I have  MCP601, it is powered by single supply and wired into voltage follower/buffer configuration. On non-inverting input I have a piezo disk and when I tap piezo disk it sends waveform into Op Amp's input and apparently even though waveform has both, negative and positive components, on Op Amp's output I can only see the positive half of waveform, which is good and what I need. What are the op-amps input voltage limits?  For example if Op-Amp is powered by 3.3v, can input voltage be 5v, 10v?  Can it be -5 or -10v, is it a simple matter of Op-amp just not being able to make output voltage high/low enough, it I can actually damage it and need to protect inputs from overvoltage?

#### bktemp

• Super Contributor
• Posts: 1623
• Country:
##### Re: Question about Op Amp's negative non-inverting input on single supply.
« Reply #1 on: October 11, 2016, 03:34:57 am »
Most datasheets have a section called "Absolute Maximum Ratings":
For the MCP601 it gives a maximum input voltage range of Vss-0.3V to Vdd+0.3V. So for single supply 3.3V this gives -0.3V to +3.6V.
The input pins tolerate a current of up to 2mA, so it has build in protection diodes, limiting the voltage if the current is not higher than 2mA.
If you exceed one of both values, the chip may get damaged.

#### alexg

• Regular Contributor
• Posts: 80
• Country:
##### Re: Question about Op Amp's negative non-inverting input on single supply.
« Reply #2 on: October 11, 2016, 03:49:31 am »
Thanks for reply, how would you recommend to ensure that opamp does not get fried then?
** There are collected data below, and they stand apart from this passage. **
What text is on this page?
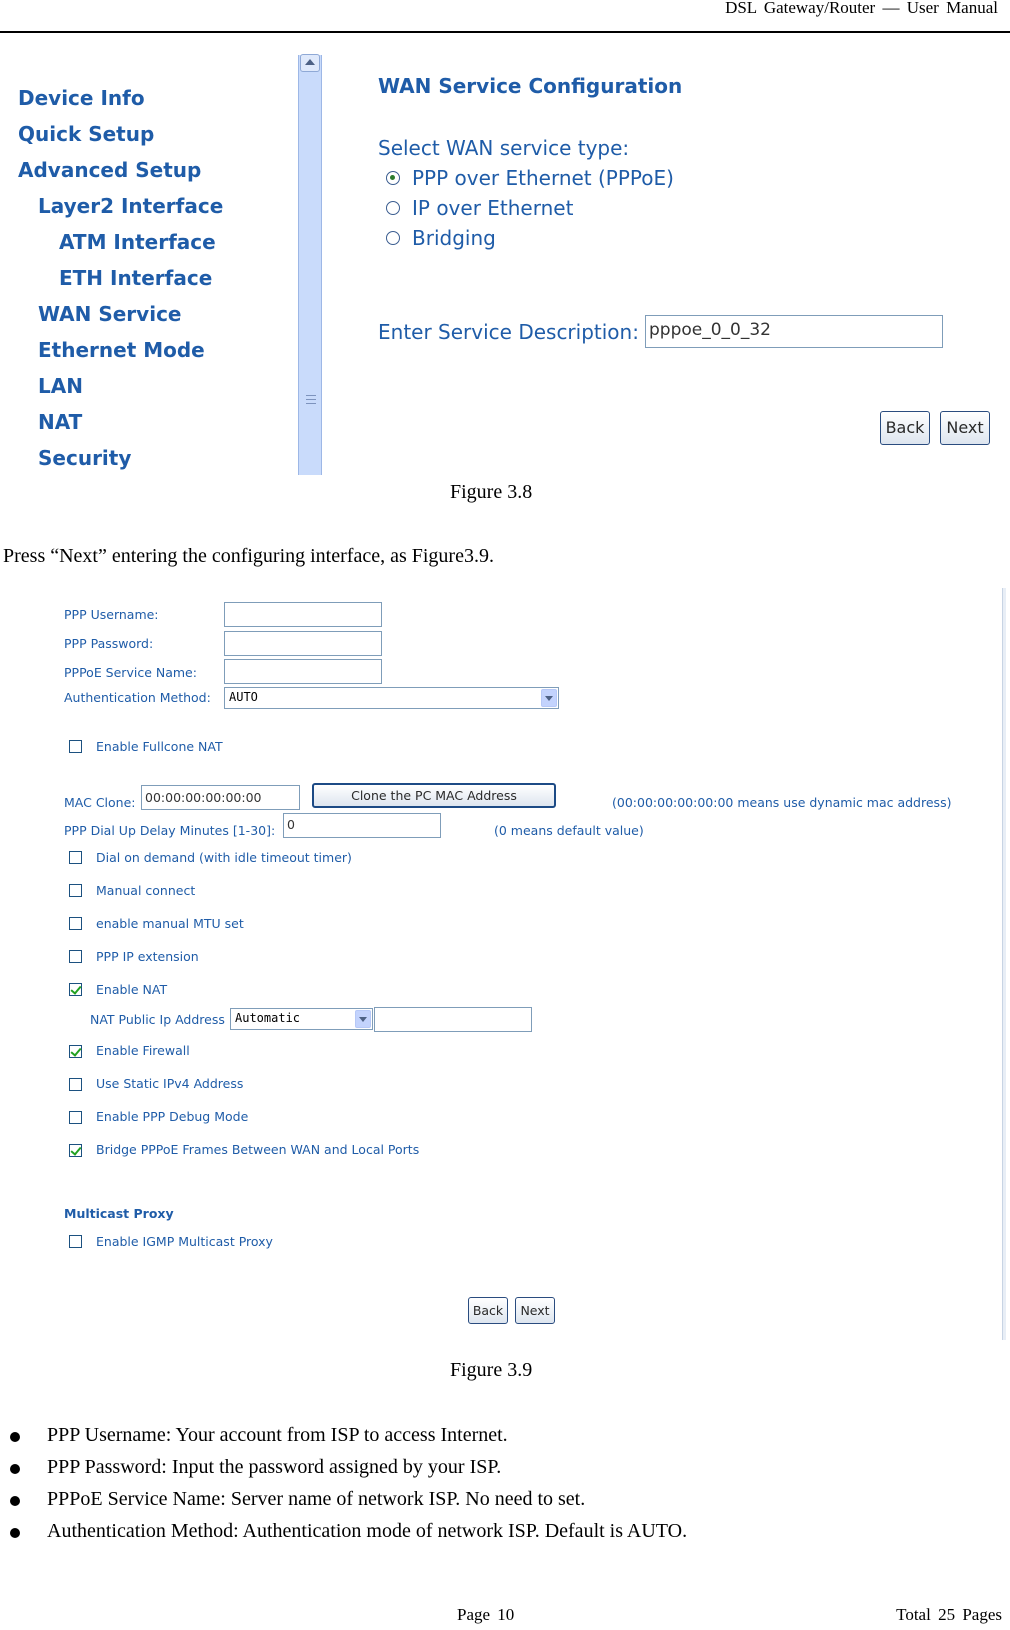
DSL Gateway/Router — User Manual
Device Info
Quick Setup
Advanced Setup
Layer2 Interface
ATM Interface
ETH Interface
WAN Service
Ethernet Mode
LAN
NAT
Security
WAN Service Configuration
Select WAN service type:
PPP over Ethernet (PPPoE)
IP over Ethernet
Bridging
Enter Service Description: pppoe_0_0_32
Back	Next
Figure 3.8
Press “Next” entering the configuring interface, as Figure3.9.
PPP Username:
PPP Password:
PPPoE Service Name:
Authentication Method:	AUTO
Enable Fullcone NAT
MAC Clone: 00:00:00:00:00:00	Clone the PC MAC Address	(00:00:00:00:00:00 means use dynamic mac address)
PPP Dial Up Delay Minutes [1-30]: 0	(0 means default value)
Dial on demand (with idle timeout timer)
Manual connect
enable manual MTU set
PPP IP extension
Enable NAT
NAT Public Ip Address Automatic
Enable Firewall
Use Static IPv4 Address
Enable PPP Debug Mode
Bridge PPPoE Frames Between WAN and Local Ports
Multicast Proxy
Enable IGMP Multicast Proxy
Back	Next
Figure 3.9
PPP Username: Your account from ISP to access Internet.
PPP Password: Input the password assigned by your ISP.
PPPoE Service Name: Server name of network ISP. No need to set.
Authentication Method: Authentication mode of network ISP. Default is AUTO.
Page 10	Total 25 Pages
I'm thinking about this course of action:

1. Smack piezo bender as hard as possible without damaging it and see how much voltage it outputs, then use divider to make sure that this voltage stays below OP AMP's max input voltage? But since there are built in protection diodes inside of an Op Amp, then probably no need in lowering input voltage in case if piezo does not output more than 2mA of current.
2. Measure how much current piezo bender outputs and if that current less than 2mA then it's safe. How can I measure its output current with oscilloscope? I am googling it right now but if someone does not mind posting suggestion directly here, I'd sincerely appreciate that.

Thanks again.

#### bktemp

• Super Contributor
• Posts: 1623
• Country:
##### Re: Question about Op Amp's negative non-inverting input on single supply.
« Reply #3 on: October 11, 2016, 03:57:06 am »
Dividing the voltage probably doesn't work, because piezo discs can produce hundreds of volts if you hit them really hard.
Since the MCP601 has a high input impedance, the easiest solution is adding a series resistor: Let's say you use 10k, the input voltage can go up to +23.6V or down to -20.3V before reaching 2mA. You can probably go even higher, but if you go to high it may attenuate the signal.
Since 20V is not enough, you can add additional diodes capable of much more than 2mA directly to the piezo disc, limiting the voltage to Vcc+0.7V and Vcc-0.7. After that only a small resistor like 1k is necessary to protect the opamp.